On his journal, Matz has illustrated some differences between Ruby classes and Python classes, running some examples through the Python interpreter. He largely dwells on the syntax for retrieving a method list for an integer type. I think he’s awfully proud of Ruby’s elegance in this matter, which is cool with me.

In Python:

 >>> (1).__class__.__dict__.keys()
 ['__int__', '__ror__', '__rtruediv__', ... ]

In Ruby:

 >> 1.methods
 => ["%", "between?", "method", "send", ... ]
This just a few days after he mentioned using the encoding pragma from Python’s PEP 263 in a future release of Ruby.
said on 15 Jan 2005 at 13:02

I wonder why he is not just doing dir(1) instead.

I think he’s right in that it’s hard to find an equivalent to 1.class.instance_methods(false), though.

said on 15 Jan 2005 at 19:57

IIRC dir can be tricked in python.

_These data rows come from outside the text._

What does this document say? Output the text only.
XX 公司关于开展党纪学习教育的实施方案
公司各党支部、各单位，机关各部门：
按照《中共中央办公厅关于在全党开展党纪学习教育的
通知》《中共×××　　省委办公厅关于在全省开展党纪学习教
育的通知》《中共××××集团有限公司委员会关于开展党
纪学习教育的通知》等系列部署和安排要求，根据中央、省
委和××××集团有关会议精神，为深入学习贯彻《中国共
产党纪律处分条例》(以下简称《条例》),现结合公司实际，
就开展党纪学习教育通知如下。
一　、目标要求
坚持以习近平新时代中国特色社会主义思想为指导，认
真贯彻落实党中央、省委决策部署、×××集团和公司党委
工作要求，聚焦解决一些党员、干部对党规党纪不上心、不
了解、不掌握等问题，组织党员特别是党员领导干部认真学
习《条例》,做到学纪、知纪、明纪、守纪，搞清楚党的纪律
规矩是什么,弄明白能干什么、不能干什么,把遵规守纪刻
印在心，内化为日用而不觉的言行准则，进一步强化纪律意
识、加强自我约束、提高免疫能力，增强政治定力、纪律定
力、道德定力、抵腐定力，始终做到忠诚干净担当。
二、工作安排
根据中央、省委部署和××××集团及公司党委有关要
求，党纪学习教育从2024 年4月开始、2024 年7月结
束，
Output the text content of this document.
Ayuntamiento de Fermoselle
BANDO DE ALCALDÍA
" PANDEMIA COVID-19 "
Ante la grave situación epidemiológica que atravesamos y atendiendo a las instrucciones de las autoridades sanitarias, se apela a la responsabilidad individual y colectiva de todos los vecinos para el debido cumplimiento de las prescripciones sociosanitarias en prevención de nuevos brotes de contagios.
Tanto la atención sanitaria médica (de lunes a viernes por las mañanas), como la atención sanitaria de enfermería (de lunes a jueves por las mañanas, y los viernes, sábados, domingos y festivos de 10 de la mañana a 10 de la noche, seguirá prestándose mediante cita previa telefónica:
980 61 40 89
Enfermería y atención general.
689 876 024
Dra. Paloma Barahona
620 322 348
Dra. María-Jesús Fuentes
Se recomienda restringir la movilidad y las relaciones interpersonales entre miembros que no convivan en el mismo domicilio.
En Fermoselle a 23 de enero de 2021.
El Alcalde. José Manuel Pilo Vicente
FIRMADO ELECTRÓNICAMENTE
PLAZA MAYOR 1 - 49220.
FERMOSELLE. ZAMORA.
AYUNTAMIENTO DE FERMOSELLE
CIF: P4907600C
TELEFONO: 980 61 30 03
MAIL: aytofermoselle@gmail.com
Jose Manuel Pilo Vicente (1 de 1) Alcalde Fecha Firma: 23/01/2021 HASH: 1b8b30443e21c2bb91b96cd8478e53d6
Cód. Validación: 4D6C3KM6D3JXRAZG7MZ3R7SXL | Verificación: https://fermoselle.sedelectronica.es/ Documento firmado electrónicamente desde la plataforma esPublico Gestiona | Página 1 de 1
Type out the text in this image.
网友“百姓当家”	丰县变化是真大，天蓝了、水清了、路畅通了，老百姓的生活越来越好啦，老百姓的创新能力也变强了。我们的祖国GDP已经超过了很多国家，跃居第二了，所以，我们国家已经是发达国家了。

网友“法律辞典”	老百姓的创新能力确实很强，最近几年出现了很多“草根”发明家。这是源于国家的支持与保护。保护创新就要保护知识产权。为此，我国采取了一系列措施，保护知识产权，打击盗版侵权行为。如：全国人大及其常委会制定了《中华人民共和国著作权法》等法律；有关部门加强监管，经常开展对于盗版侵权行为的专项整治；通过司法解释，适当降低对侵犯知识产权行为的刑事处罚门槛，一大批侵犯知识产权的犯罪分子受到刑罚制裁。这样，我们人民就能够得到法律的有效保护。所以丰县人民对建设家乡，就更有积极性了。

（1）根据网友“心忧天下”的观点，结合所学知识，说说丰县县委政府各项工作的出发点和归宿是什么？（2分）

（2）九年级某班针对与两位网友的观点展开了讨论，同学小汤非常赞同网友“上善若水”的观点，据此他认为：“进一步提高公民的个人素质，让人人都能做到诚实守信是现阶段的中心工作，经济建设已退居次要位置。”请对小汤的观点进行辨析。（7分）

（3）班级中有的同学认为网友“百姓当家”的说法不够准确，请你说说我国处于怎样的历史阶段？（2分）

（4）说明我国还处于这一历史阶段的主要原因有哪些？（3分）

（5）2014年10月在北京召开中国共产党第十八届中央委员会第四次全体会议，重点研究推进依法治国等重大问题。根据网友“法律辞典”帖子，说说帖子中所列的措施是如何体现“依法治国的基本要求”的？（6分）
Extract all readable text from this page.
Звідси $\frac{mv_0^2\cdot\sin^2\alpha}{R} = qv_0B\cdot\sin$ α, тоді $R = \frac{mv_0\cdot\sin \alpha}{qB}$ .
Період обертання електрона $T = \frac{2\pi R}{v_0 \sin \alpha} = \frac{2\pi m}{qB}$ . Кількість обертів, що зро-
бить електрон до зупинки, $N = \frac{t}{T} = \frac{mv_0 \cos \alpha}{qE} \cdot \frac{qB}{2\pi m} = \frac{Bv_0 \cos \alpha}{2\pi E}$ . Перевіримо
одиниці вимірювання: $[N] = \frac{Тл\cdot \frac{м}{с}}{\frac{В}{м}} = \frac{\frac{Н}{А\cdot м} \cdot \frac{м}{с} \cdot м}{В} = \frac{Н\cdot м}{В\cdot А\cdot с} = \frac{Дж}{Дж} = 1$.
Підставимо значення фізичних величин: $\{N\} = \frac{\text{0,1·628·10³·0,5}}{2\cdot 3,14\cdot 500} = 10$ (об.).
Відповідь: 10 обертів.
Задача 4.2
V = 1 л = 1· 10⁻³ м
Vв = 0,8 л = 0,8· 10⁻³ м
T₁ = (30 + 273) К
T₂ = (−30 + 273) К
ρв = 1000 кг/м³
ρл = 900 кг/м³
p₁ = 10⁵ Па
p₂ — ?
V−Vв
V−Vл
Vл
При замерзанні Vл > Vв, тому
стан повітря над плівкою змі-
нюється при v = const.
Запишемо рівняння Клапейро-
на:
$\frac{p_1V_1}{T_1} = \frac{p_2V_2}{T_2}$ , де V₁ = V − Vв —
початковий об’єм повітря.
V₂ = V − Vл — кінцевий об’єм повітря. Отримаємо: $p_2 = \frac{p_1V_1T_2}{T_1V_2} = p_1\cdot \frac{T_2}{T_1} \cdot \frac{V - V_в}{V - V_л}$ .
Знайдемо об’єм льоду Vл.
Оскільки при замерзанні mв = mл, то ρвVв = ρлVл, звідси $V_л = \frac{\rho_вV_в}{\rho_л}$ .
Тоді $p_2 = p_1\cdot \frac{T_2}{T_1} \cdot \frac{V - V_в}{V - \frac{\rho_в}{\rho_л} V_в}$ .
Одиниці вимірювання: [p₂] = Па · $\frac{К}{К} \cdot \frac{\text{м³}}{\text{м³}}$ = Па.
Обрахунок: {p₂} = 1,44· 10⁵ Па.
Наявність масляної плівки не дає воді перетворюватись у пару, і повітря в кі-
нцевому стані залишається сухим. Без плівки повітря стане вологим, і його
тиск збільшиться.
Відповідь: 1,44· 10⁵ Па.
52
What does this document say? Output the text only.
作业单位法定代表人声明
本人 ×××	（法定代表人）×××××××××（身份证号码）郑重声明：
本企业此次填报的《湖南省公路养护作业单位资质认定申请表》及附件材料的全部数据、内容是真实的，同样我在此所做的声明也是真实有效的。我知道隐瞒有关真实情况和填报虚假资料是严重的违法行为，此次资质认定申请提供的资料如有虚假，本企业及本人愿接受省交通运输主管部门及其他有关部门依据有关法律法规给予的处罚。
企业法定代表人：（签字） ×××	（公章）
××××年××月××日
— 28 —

But maybe dict can be tricked too. All that stuff like setattr/getattr/getattribute/slots may be related, but I may be wrong

said on 15 Jan 2005 at 20:58

The problem with dir() is that it returns both the attributes AND the methods of the object passed to it. This stems from the fact that in fact methods actually ARE attributes in Python – they just happen to be attributes whose value is a function.

Instead of being called object-oriented, Python should perhaps be called dict-oriented, as it uses dicts and functions to simulate object-orientation. Actually it’s a pretty neat trick – once you grok this a lot of Python’s behaviour makes sense, but I think that Ruby’s real object-orientation is more useful.